Impact
The vulnerability resides in the GCR Receiver of Flux notification-controller, which fails to validate the email claim of Google OIDC tokens used for Pub/Sub push authentication. Any valid Google‑issued token can authenticate against the Receiver webhook endpoint and cause the controller to initiate a reconciliation of all resources specified in the Receiver’s configuration. In practice, because Flux reconciliation is idempotent and requests are deduplicated, the immediate effect is often a no‑op unless the source desired state has changed. Nonetheless, the ability to trigger reconciliations without authorization represents an unauthorized control surface and potential avenue for indirect impact if upstream sources are manipulated.
Affected Systems
Flux CD notification-controller prior to release version 1.8.3 is affected. All deployments of the Flux notification-controller before that version are susceptible, regardless of the specific cluster configuration.
Risk and Exploitability
The CVSS v3.1 score for this issue is 3.1, indicating low severity. EPSS data is not available and the vulnerability is not listed in CISA’s KEV catalog, implying it is not widely exploited.
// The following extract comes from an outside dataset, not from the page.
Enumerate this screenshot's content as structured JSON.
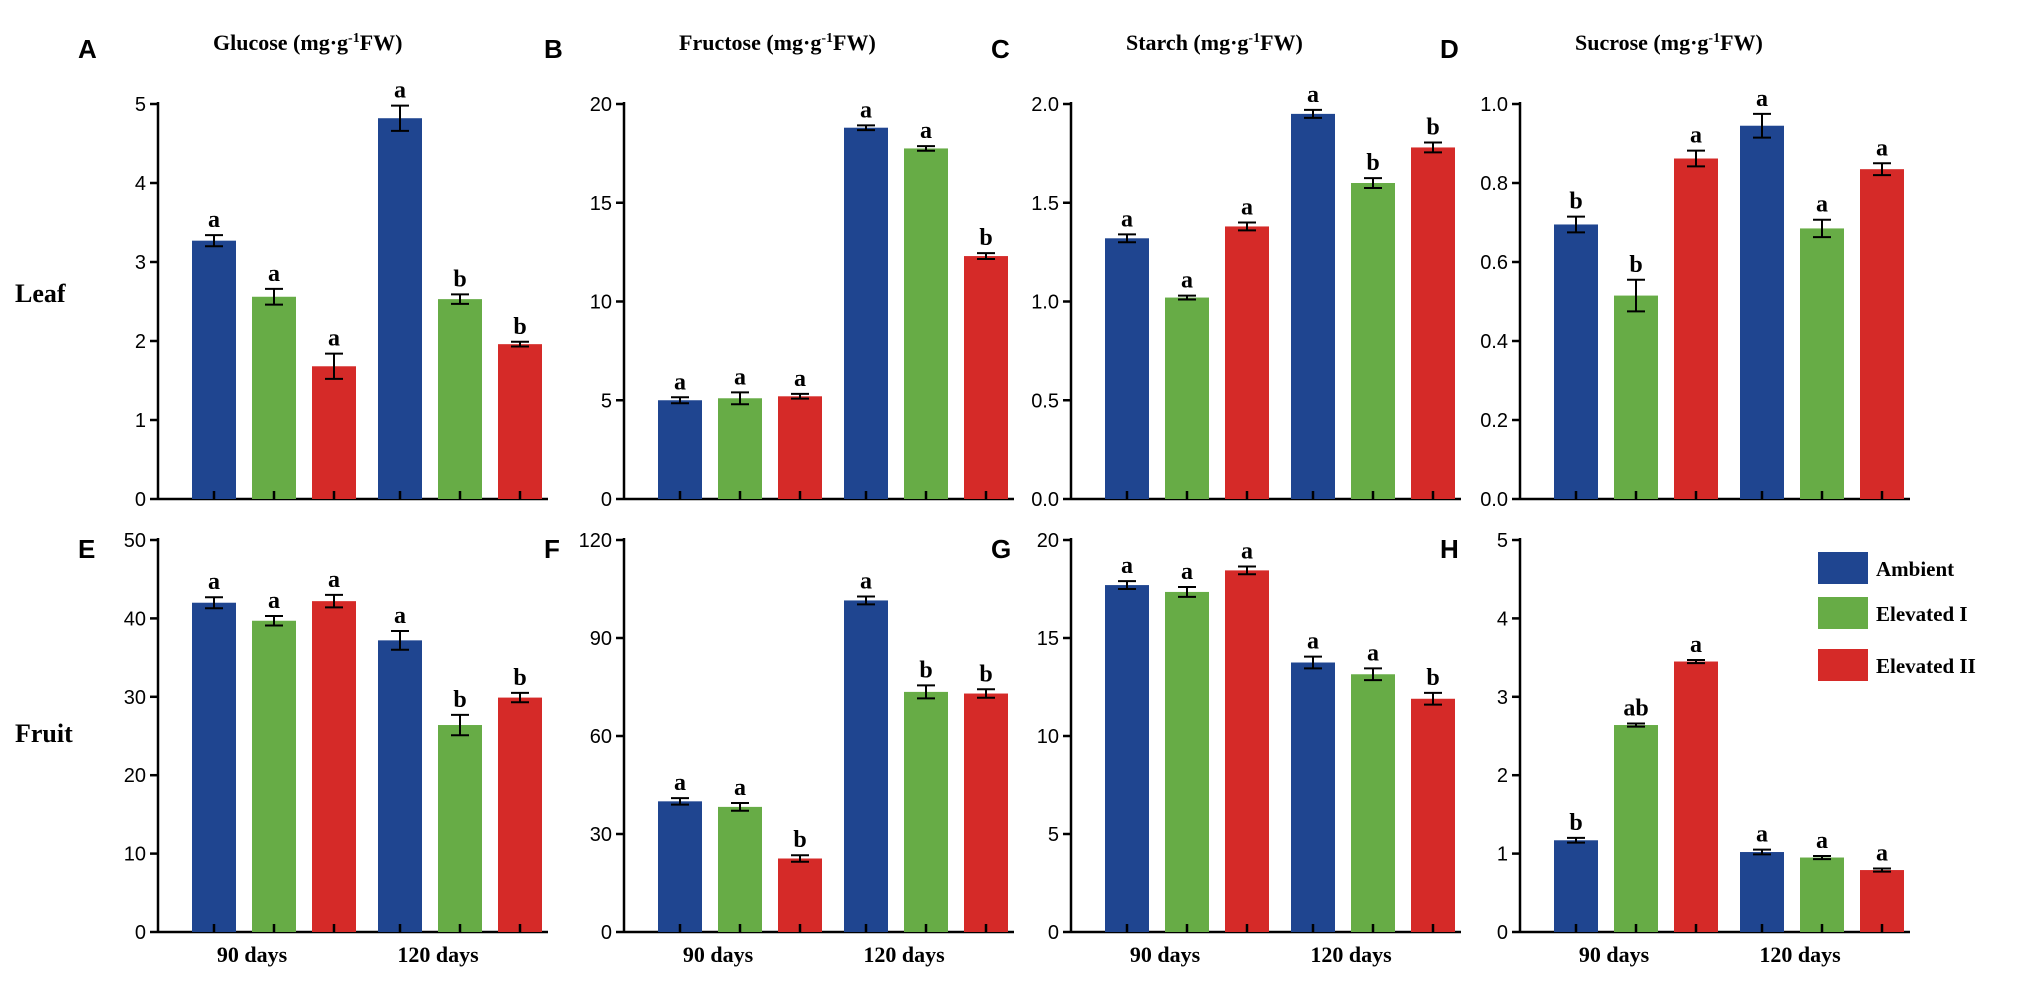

Attackers must know the Receiver’s webhook URL—derived from a random token, secret name, and namespace—and cannot enumerate it through an API. Therefore, exploitation requires either cluster access to read the Receiver status or otherwise obtain the leaked secret or Pub/Sub configuration. Given these constraints, the practical risk is low, but the issue still creates an unauthorized trigger that could be abused in conjunction with other changes to source repositories.